9. James Hannaham: Workshops of Empire by Eric Bennett

"Eric Bennett's Workshops of Empire confirms for me a lot of nagging suspicions I've held about American MFA programs in writing: that the encouragement of certain sensibilities and rules over others has always reflected a particular ideology, not an objective view of good writing. Why did it always seem that they encouraged and rewarded work that was either apolitical, domestic, conventional, and/or genteel, or as close to a white dude's war memoir as possible? I dismissed it as a wash of America's typical racism, sexism, and homophobia. Bennett, however, pulls all those negatives under the umbrella of Cold War reactionary politics and uncovers the reason behind the rhyme. And he has the facts on his side. His critical — sometimes almost bitchy — dual biography of Paul Engle at the University of Iowa and Wallace Stegner at Stanford as they built their programs chronicles how postwar academia domesticated American poets and novelists, de-fanged modernism, and sucked up to the Rockefeller Foundation (and at least once, the CIA) among other institutions, funneling creativity into the fight against communism."

James Hannaham is the author of the novels Delicious Foods and God Says No, which was honored by the American Library Association. He holds an MFA from the Michener Center at the University of Texas at Austin, and lives in Brooklyn, where he teaches creative writing at the Pratt Institute.

10. John Green: Between the World and Me by Ta-Nehisi Coates

@jarry ever? In my whole life? Harry Potter. This year? Between the World and Me.

To learn more about Between the World and Me, click here.

John Green is the New York Times bestselling author of Looking for Alaska, An Abundance of Katherines, Paper Towns, and The Fault in Our Stars. He is also the coauthor, with David Levithan, of Will Grayson, Will Grayson. He was 2006 recipient of the Michael L. Printz Award, a 2009 Edgar Award winner, and has twice been a finalist for the Los Angeles Times Book Prize.
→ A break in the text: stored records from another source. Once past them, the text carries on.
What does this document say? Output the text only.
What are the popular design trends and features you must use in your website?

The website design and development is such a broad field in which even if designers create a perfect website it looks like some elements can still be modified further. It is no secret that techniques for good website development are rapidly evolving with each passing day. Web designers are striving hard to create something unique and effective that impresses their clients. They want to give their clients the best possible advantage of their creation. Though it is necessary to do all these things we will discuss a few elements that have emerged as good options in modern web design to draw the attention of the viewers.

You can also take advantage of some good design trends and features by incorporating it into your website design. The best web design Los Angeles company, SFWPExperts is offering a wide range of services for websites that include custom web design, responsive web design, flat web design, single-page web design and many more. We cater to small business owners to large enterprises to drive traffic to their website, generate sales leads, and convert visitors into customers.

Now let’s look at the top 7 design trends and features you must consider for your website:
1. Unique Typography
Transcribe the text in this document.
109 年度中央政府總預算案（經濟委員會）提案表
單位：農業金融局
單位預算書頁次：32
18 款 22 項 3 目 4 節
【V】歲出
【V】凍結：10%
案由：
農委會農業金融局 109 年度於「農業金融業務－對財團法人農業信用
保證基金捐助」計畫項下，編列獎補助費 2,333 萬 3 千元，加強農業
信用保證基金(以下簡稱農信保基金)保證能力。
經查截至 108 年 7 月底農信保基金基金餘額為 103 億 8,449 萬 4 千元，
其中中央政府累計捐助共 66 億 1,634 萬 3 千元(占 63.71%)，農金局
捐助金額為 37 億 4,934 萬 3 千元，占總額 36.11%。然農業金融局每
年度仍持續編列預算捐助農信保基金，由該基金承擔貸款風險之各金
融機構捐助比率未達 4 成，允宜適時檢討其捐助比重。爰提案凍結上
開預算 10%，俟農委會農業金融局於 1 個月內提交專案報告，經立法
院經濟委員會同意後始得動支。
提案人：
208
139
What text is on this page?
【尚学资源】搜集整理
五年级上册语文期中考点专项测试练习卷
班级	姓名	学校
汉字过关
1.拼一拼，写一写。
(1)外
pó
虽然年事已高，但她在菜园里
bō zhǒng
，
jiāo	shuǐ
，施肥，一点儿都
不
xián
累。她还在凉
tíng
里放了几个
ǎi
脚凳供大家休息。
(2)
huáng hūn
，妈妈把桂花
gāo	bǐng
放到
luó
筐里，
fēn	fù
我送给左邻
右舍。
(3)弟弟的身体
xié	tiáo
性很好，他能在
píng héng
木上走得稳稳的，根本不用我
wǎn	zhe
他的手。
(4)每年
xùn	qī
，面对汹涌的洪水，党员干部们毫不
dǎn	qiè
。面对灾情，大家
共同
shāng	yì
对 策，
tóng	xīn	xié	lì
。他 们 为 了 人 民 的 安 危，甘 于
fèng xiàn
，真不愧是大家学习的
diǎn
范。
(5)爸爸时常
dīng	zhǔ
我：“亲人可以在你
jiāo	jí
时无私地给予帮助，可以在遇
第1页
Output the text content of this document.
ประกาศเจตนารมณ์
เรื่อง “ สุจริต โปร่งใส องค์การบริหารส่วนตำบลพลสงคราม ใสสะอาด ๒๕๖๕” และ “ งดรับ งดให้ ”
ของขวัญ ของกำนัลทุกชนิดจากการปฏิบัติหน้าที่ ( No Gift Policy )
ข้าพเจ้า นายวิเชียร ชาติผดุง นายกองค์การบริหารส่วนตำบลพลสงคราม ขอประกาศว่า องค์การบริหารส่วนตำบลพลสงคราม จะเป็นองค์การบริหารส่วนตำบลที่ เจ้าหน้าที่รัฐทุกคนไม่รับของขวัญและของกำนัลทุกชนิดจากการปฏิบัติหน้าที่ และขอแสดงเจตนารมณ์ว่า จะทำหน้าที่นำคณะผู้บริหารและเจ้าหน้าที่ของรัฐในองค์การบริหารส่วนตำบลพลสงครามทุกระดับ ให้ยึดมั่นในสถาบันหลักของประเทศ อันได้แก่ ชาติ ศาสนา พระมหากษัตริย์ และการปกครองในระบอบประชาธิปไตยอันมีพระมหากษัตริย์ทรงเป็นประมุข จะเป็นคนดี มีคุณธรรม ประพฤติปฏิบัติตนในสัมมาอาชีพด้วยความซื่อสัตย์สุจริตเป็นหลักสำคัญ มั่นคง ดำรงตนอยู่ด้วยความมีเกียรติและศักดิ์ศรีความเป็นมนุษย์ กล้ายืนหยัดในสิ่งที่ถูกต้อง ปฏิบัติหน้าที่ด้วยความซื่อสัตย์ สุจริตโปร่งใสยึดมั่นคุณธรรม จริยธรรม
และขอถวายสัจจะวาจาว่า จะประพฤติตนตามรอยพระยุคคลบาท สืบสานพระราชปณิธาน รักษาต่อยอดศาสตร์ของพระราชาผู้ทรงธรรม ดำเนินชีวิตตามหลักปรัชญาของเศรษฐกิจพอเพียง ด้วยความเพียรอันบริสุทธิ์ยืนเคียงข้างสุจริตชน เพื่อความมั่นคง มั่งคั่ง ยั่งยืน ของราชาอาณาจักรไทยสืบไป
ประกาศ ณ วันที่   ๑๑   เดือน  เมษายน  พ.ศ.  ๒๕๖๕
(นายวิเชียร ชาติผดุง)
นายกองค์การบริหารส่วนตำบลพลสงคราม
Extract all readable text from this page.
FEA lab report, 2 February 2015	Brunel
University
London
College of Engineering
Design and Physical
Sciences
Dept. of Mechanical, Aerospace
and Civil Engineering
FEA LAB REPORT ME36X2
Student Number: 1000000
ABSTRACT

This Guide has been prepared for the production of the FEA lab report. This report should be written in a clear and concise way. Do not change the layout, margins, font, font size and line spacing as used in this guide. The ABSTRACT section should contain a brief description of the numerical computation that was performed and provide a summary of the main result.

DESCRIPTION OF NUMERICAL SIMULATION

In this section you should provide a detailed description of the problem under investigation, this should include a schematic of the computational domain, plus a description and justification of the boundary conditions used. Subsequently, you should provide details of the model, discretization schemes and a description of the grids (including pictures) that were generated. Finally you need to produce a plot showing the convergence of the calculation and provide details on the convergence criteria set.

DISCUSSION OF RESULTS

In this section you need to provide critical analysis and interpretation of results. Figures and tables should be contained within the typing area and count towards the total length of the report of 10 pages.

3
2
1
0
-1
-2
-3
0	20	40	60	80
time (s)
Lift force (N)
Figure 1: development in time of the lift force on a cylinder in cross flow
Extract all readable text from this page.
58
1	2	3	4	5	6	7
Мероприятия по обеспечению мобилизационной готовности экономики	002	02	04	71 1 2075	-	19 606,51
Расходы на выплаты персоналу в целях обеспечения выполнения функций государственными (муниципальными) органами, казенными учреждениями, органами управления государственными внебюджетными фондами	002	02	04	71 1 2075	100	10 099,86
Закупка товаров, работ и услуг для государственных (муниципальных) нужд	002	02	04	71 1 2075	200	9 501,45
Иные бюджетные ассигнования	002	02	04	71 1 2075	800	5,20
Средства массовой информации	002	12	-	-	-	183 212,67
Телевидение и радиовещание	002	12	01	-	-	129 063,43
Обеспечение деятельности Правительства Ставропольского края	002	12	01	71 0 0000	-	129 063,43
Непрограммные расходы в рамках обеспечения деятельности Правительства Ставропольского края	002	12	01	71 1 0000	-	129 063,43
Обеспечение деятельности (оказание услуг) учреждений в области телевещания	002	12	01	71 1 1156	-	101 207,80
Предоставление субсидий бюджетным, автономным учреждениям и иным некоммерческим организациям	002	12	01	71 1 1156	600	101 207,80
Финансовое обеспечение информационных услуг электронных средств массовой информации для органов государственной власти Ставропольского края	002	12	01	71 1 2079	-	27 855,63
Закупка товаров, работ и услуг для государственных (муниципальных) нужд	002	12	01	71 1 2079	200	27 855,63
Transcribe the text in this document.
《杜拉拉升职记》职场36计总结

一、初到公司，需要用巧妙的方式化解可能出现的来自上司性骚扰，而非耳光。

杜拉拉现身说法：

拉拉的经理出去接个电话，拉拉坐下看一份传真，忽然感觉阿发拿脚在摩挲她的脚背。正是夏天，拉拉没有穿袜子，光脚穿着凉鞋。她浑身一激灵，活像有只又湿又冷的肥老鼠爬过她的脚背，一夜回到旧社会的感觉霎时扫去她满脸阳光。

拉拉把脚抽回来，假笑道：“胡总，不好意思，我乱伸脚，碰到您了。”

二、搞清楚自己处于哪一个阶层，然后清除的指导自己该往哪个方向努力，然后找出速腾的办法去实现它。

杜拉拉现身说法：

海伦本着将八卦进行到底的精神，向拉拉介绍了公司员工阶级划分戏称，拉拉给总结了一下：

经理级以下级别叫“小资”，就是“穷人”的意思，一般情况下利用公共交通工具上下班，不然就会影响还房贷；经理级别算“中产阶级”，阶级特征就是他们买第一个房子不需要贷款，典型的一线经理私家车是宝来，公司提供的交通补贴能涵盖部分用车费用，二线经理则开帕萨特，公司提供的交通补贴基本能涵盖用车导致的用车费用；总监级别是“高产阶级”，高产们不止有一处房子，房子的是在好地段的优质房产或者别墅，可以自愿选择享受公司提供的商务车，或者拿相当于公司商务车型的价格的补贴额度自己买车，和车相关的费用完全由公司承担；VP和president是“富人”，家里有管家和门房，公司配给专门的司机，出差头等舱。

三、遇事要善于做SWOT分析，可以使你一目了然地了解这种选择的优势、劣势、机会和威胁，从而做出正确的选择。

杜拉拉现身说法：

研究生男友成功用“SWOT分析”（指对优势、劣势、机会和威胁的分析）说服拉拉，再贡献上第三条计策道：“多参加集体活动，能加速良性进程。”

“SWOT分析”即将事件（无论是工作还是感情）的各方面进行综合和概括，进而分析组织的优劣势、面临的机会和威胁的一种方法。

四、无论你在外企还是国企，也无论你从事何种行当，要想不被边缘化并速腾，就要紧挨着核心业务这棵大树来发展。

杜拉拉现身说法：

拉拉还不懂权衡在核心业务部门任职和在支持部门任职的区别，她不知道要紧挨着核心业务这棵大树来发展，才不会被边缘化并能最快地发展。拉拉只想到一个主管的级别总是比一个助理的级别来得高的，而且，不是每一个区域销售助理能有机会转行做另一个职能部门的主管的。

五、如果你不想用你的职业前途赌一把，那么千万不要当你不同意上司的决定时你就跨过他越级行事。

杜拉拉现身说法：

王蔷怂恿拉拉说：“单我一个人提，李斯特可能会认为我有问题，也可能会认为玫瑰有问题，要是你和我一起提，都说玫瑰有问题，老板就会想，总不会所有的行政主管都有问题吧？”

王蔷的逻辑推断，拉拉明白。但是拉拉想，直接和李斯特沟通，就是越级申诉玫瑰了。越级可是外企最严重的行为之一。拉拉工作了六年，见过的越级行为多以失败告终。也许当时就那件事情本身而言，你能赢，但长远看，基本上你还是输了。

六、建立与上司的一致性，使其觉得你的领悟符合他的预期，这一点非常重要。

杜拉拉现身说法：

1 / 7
11. Saeed Jones: Sula by Toni Morrison

"I'm grateful for my mother's paperback copy of Sula by Toni Morrison. She bought the book when she was taking college classes years before I was born. She didn't graduate, but kept all the books from that part of her life. I started reading her copy of Sula in the 10th grade, I think. Terms like 'magical realism' and 'anti-heroes' weren't a part of my vocabulary then, but Morrison's writing — and the life of Sula Peace in the book in particular — set me on fire. The first time I got to the part of the book where Sula boldly says 'I sure did live in this world,' I knew I was really onto something with this Toni Morrison lady and wanted to know more. That moment changed the entire course of my life and my gratitude for the author, the character, my mother and the yellow-colored paperback book are all one and the same."

Saeed Jones' debut poetry collection Prelude To Bruise (Coffee House Press) was the winner of the 2015 PEN/Joyce Osterweil Award For Poetry and the 2015 Stonewall Book Award/Barbara Gittings Literature Award and a finalist for the 2015 National Book Critics Circle Award. He is BuzzFeed's Executive Editor of Culture.

12. Curtis Sittenfeld: Oh Crap! Potty Training by Jamie Glowacki

"In all seriousness, I'm thankful for Oh Crap! Potty Training: Everything Modern Parents Need to Know to Do It Once and Do It Right by Jamie Glowacki. I found this book to be clearly written, extremely practical, and different in its recommendations from all other toilet-training wisdom I'd seen. The tone can be excessively chatty at times, but if the tips work, who cares?"

Curtis Sittenfeld's fifth novel, Eligible, a modern retelling of Pride and Prejudice, will be published in April 2016. Her other novels include Prep, American Wife, and Sisterland.